Connect to the battery 
When you turn the power off to leave the boat unattended, you don't want to turn off the bilge pump. Connect an automatic bilge pump directly to the battery, not through the distribution panel. 

Fuse the positive side 
It is essential to have a fuse in the positive wire as close to the battery as possible. Some switch panels (see below) include a fuse. Otherwise join an in-line fuse holder to the battery end of the positive wire using a crimp butt connector. 

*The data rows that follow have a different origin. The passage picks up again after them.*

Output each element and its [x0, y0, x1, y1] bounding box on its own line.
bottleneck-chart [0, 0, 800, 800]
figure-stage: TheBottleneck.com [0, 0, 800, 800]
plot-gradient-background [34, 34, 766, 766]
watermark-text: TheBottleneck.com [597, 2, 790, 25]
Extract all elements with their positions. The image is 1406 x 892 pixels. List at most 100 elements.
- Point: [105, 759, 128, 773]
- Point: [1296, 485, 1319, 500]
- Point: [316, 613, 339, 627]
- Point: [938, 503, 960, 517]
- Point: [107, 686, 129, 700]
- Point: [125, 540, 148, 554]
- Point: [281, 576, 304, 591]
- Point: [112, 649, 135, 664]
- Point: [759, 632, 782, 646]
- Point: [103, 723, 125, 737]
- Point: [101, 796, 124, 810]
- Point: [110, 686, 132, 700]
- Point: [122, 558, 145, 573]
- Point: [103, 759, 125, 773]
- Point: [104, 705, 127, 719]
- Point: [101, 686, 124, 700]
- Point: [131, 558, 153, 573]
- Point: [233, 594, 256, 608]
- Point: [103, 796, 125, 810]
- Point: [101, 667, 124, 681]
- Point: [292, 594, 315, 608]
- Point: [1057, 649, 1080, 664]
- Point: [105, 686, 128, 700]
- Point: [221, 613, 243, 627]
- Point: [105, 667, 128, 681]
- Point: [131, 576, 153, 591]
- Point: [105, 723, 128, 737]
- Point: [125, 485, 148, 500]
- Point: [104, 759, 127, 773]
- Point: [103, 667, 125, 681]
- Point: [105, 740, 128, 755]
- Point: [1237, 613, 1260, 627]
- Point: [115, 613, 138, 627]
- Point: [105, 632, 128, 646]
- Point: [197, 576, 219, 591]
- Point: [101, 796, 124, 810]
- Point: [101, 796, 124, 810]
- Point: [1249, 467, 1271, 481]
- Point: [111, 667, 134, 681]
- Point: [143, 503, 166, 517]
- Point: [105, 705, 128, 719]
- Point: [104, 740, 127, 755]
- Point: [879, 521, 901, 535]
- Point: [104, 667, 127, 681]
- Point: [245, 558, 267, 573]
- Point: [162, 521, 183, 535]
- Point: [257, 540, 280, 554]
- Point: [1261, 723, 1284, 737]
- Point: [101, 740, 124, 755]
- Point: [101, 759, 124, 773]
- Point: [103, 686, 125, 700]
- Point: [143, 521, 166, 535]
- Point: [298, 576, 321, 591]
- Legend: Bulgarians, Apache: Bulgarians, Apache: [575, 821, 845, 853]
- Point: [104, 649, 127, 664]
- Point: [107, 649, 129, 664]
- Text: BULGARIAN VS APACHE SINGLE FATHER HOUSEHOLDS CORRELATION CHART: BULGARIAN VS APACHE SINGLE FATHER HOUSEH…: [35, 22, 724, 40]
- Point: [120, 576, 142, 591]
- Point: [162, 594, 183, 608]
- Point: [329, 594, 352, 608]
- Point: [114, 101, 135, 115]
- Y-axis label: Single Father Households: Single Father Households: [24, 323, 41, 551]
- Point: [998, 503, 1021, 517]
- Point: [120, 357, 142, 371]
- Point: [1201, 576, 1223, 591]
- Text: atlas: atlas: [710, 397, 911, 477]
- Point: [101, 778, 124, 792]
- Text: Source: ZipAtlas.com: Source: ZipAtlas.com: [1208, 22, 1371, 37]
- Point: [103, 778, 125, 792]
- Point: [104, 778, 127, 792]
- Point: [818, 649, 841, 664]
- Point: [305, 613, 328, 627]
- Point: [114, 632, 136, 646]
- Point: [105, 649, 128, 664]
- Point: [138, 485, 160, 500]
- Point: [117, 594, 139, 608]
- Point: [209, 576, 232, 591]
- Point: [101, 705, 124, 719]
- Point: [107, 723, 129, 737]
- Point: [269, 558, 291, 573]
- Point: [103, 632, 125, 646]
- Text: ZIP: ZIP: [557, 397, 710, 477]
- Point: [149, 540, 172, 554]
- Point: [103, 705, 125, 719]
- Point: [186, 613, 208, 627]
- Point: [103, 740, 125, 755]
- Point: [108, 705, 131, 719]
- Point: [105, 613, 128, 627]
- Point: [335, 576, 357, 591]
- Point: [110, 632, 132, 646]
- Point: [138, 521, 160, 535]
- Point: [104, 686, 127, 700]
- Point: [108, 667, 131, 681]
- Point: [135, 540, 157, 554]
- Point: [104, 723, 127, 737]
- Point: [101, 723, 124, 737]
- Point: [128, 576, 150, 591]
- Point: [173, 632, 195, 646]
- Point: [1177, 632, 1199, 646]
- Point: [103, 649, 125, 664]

Install terminal fittings 
Do not strip the ends of the supply wires and loop them beneath the battery terminal wing nuts. Install crimp-on ring terminals the proper size to fit the threaded posts on your battery. Use a copper washer-not steel-between the wing nut and the ring terminal. 

Three-way switch 
If your bilge pump has a separate float switch, you may want to wire it to a three way switch that allows you to select automatic, on, or off. Be sure to support all wire runs at least every 18 inches using cable clamps or ties.
_________________


----------



## MATT (Apr 30, 2007)

Tom thanks for a lot of very good information and getting the thred back on tract.


I printed your post and will save as reference later.


----------



## marshman (Feb 9, 2007)

dang,   ......a 3500 gph pump...????man that will suck the glass off the floor of your boat....lol ;D ;D


----------



## Guest (May 20, 2008)

> dang,  ......a 3500 gph pump...????man that will suck the glass off the floor of your boat....lol ;D ;D



Thereby flipping the bhote?


----------